La sexualité, ça nous concerne tous, y compris les personnes qui ont des relations homosexuelles. En ce domaine, on parle beaucoup des hommes, mais beaucoup moins souvent des femmes... Petite mise au point sur le safe sex lesbien.

L’homosexualité féminine est une pratique à très faible risque.
Si les hommes gays sont une population à haut risque d’IST (Infections Sexuellement Transmissibles), ce n’est pas le cas des femmes. Le risque de transmission du VIH lors de rapports sexuels entre femmes est considéré comme extrêmement faible d’après Brigitte Lhomond, sociologue au CNRS. On ne connaît que 2 cas décrits depuis le début de l’épidémie de Sida. Les femmes ayant uniquement des rapports sexuels avec des femmes, et jamais avec un homme ne sont quasiment jamais contaminées par le VIH.

Les femmes homosexuelles contaminées par le sida l’ont été par des pratiques non sexuelles.
Le plus souvent, il s’est agi d’injection intraveineuse de drogue avec partage de seringue venant de quelqu’un de contaminé, ou, au début de l’épidémie de sida, lors de transfusion sanguines (le sang n’était pas encore sécurisé).

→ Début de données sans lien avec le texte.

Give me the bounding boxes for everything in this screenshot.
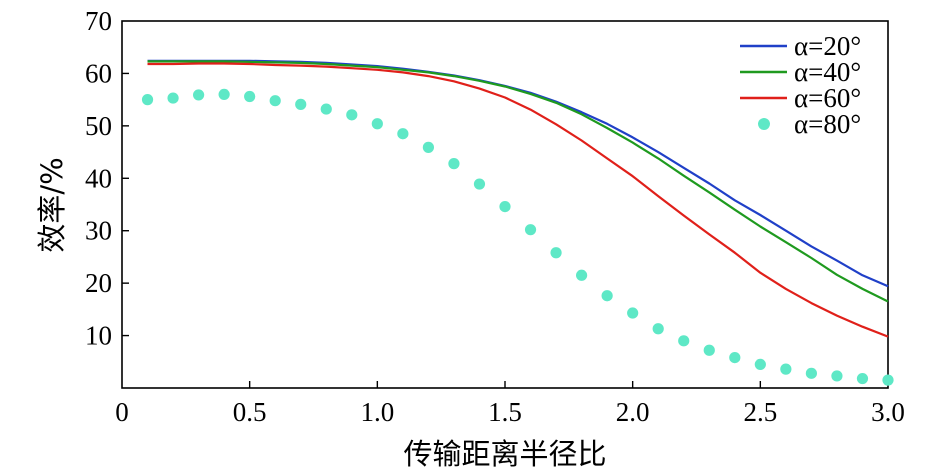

Il peut aussi s’agir de rapports sexuels avec un homme séropositif.

Quelles sont les pratiques sexuelles sans aucun risque ?
Les caresses, les baisers sur la peau ne présentent pas de risque pour le sida. Le baiser sur la bouche, les frottements corps à corps ne présentent pas de risque. Les caresses sexuelles manuelles non plus.

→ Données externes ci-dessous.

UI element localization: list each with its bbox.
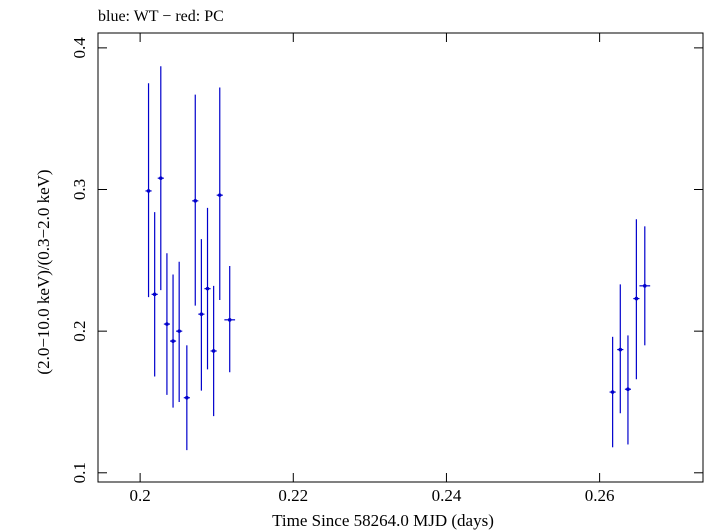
data-point: [163, 253, 170, 395]
point-marker: [185, 395, 189, 400]
plot-frame: [97, 32, 704, 483]
x-tick-label: 0.2: [129, 486, 150, 505]
data-point: [183, 345, 190, 451]
data-point: [624, 335, 632, 445]
point-marker: [165, 322, 169, 326]
data-point: [151, 212, 158, 377]
point-marker: [193, 199, 198, 203]
x-tick-label: 0.26: [585, 486, 615, 505]
point-marker: [152, 292, 157, 297]
point-marker: [211, 349, 216, 353]
data-point: [633, 219, 640, 380]
x-tick-label: 0.22: [278, 486, 308, 505]
data-point: [609, 336, 616, 448]
data-point: [198, 239, 205, 391]
y-tick-label: 0.4: [70, 37, 89, 59]
point-marker: [177, 329, 181, 333]
y-axis-title: (2.0−10.0 keV)/(0.3−2.0 keV): [34, 169, 53, 374]
data-points: [145, 66, 651, 451]
chart-title: blue: WT − red: PC: [98, 8, 224, 25]
data-point: [639, 226, 651, 346]
y-tick-label: 0.2: [70, 321, 89, 342]
point-marker: [199, 312, 204, 316]
point-marker: [227, 318, 232, 322]
data-point: [210, 285, 217, 417]
axis-ticks: 0.2 0.22 0.24 0.26 0.1 0.2 0.3 0.4: [70, 33, 703, 505]
data-point: [224, 265, 236, 373]
point-marker: [205, 286, 210, 291]
point-marker: [634, 296, 639, 301]
data-point: [216, 87, 223, 300]
point-marker: [610, 390, 615, 394]
y-tick-label: 0.3: [70, 179, 89, 200]
y-tick-label: 0.1: [70, 462, 89, 483]
point-marker: [158, 176, 163, 180]
point-marker: [626, 387, 630, 392]
point-marker: [618, 347, 623, 352]
data-point: [157, 66, 164, 291]
point-marker: [146, 189, 151, 193]
point-marker: [217, 193, 222, 197]
data-point: [169, 274, 177, 408]
x-axis-title: Time Since 58264.0 MJD (days): [272, 511, 494, 530]
point-marker: [642, 284, 647, 288]
x-tick-label: 0.24: [432, 486, 462, 505]
point-marker: [171, 339, 175, 343]
data-point: [145, 83, 152, 298]
data-point: [176, 261, 183, 402]
data-point: [192, 94, 199, 306]
data-point: [204, 207, 211, 370]
data-point: [617, 284, 624, 414]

Quelles sont les pratiques sexuelles à risque pour les femmes homosexuelles ?
Toutes celles qui impliquent un échange de fluide sexuel au contact des muqueuses :
- L’échange de jouet sexuel, comme par exemple un sex-toy qui a été au contact des secrétions vaginales de l’une, puis introduit dans le vagin de sa partenaire.
- Le cunnilingus sans protection pendant les règles. Le contact du sang entraîne un risque. En dehors des règles, le risque est extrêmement faible.

Le risque de sida chez les homosexuelles qui veulent un enfant :
La pratique de l’insémination artificielle avec sperme de donneur si le donneur n’a pas été testé pour le sida. En effet, si cette insémination et une insémination « maison », elle présente un risque élevé. Et si le donneur est homosexuel, il fait partie d’une population à risque.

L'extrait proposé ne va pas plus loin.